Тяжелый внедорожник, взвизгнув тормозами, и оставляя темный след от стирающейся резины на асфальте, остановился, едва не задев высоким бампером безбашенного мента.
— Митрофаныч! — высунувшись по пояс из открытой форточки, нервно заорал на участкового Валек. — Тебе чего, жить надоело? Прямо под колеса залез! А если бы я не затормозил?
— Нарушаем, гражданин Хлыстов? — невозмутимо произнес учасковый, поправив на плече ремень видавшей виды «базуки», которую Сильнягин неизменно таскал с собой вот уже
Хотя, ему по должности было положено табельное оружие — стандартный пистолет Макарова. Но за все время никто и никогда не видел на поясе Митрофаныча кобуру с пистолетом. А вот с охотничьим карабином участковый практически не расставался, словно к нему прирос. Первое время по поселку ходила куча шуток и анекдотов по этому поводу, но со временем все жители Нахаловки к этому привыкли. А в уже ставшими легендой девяностых, этот карабин не раз выручал возрастного сотрудника милиции в многочисленных криминальных стычках. Да и пользоваться этим оружием участковый умел — стрелял едва ли не со снайперской точностью.
— А когда это я успел гражданином стать? — Ехидно прищурился Валек. — А, товарищ участковый? Я, как бы, не под следствием нахожусь, так что попрошу! Нарушение скоростного режима не отрицаю, и готов понести соответствующее взыскание, согласно КОАП РФ[1]!
— И куда же ты так летишь, словно оглашенный? А, Валька? — не обращая внимания на длинную тираду отца, наехал на него Сильнягин. — Тут, как бы, не скоростная трасса формулы один. Сорок кэмэ ограничение скорости! Где знак стоит, показать?
— Да ладно тебе цепляться, Митрофаныч, — примирительно произнес Валек, — если хочешь — выпиши штраф, только хорошее настроение не говняй!
— А от чего это оно у тебя хорошее? — спросил участковый. — Поделись, авось, и прощу я тебе этот маленький косячок…
— Так это, Тимку я от Лукьянихи сегодня забрал, — улыбнулся отец. — Все, Митрофаныч, — закодировала его старая ведьма от дури! Не будет больше эту гадость употреблять! Даже в её сторону больше не посмотрит!
— Серьезно?
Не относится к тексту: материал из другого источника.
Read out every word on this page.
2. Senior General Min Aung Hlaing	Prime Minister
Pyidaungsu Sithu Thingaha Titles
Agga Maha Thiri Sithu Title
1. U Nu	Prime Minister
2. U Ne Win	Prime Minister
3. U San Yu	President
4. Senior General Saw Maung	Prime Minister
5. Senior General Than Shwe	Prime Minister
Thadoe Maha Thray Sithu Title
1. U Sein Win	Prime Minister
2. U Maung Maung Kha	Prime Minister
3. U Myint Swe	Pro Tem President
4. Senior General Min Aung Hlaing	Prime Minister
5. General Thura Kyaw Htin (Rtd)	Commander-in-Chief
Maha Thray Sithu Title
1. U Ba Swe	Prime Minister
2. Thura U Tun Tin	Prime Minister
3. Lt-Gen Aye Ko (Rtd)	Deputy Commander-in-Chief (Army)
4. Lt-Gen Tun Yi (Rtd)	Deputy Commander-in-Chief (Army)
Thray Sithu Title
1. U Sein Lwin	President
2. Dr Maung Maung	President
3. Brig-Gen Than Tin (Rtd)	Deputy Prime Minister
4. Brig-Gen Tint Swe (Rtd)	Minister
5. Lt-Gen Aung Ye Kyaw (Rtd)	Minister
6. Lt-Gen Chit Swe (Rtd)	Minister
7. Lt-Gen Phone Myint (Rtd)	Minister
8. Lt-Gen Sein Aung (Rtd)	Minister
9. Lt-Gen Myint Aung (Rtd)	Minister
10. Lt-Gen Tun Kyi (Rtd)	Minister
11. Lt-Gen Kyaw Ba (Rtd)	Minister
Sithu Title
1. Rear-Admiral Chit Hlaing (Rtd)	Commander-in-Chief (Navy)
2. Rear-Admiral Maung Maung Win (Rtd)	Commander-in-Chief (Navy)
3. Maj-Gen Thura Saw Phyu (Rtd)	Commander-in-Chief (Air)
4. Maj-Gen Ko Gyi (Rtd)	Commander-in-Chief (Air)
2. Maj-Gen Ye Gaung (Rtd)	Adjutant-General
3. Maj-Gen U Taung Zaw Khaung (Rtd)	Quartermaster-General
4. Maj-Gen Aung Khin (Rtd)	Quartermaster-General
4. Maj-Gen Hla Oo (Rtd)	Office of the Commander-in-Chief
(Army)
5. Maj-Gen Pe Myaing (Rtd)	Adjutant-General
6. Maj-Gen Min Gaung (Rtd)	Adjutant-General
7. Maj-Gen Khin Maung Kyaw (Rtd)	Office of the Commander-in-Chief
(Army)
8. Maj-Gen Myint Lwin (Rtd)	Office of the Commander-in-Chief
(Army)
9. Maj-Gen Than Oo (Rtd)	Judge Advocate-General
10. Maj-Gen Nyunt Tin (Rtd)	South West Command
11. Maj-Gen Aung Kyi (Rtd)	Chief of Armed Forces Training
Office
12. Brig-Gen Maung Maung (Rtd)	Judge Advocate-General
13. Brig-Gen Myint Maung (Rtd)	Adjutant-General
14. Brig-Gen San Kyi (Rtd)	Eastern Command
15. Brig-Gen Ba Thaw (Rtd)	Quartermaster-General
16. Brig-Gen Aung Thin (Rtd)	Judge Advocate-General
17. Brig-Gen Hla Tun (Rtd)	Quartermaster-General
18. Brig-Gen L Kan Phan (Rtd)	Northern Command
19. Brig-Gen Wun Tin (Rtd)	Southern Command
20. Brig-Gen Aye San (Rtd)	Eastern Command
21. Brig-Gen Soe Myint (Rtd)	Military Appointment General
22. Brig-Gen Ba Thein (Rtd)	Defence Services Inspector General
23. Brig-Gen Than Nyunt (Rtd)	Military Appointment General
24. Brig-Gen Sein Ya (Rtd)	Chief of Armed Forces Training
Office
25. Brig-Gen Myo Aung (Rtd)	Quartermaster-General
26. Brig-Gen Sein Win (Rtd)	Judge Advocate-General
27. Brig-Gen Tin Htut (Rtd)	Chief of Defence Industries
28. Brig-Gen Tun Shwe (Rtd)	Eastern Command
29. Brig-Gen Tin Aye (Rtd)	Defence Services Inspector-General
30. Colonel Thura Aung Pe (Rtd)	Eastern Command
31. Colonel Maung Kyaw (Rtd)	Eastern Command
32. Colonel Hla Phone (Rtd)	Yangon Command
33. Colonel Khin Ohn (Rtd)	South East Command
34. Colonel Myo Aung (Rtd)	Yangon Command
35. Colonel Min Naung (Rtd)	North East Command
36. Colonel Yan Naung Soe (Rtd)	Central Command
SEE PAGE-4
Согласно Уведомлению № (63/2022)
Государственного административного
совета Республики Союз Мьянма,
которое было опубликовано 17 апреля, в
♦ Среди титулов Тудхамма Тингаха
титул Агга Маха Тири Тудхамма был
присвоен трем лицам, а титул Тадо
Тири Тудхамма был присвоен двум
Вылечила пацана? — искренне обрадовался Сильнягин, словно Лукьяниха именно его внука излечила от пагубной привычки.
— Серьезно, Филимон Митрофаныч! — опустив тонированное стекло, произнес я. — За два дня всего! Представляете?
— Мы его просто проведать заехали, а Лукьяниха сказала, что все — теперь Тимка новый человек! Дескать, заново родился!
— Ну, по такому случаю, и нарушение списать не грех, — махнул рукой участковый. — Езжай, Валька, поскорее домой, обрадуй жену и деда!
— От души, Филимон Митрофаныч! — Прижал руку к груди Валек. — Ты это, заходи к нам вечерком, — пригласил он участкового. — Мы по такому поводу небольшой сабантуй организуем…
— Э-э-э, — отмахнулся от щедрого предложения Сильнягин, — я бы с радостью, да недосуг сейчас. Сам же знаешь, какие у нас в Нахаловке деле творятся. А сейчас еще и городское начальство примчалось…
— Таки в чем проблема, Митрофаныч? — удивился Хлыстов. — Бери свое ментовское начальство, и все вместе приходите. Мы люди гостеприимные. Ну, в самом деле, вы же не круглосуточно своих душегубов ищите? Пару-тройку часов можно и передохнуть. А я тебе такую свежину организую — пальчики оближешь!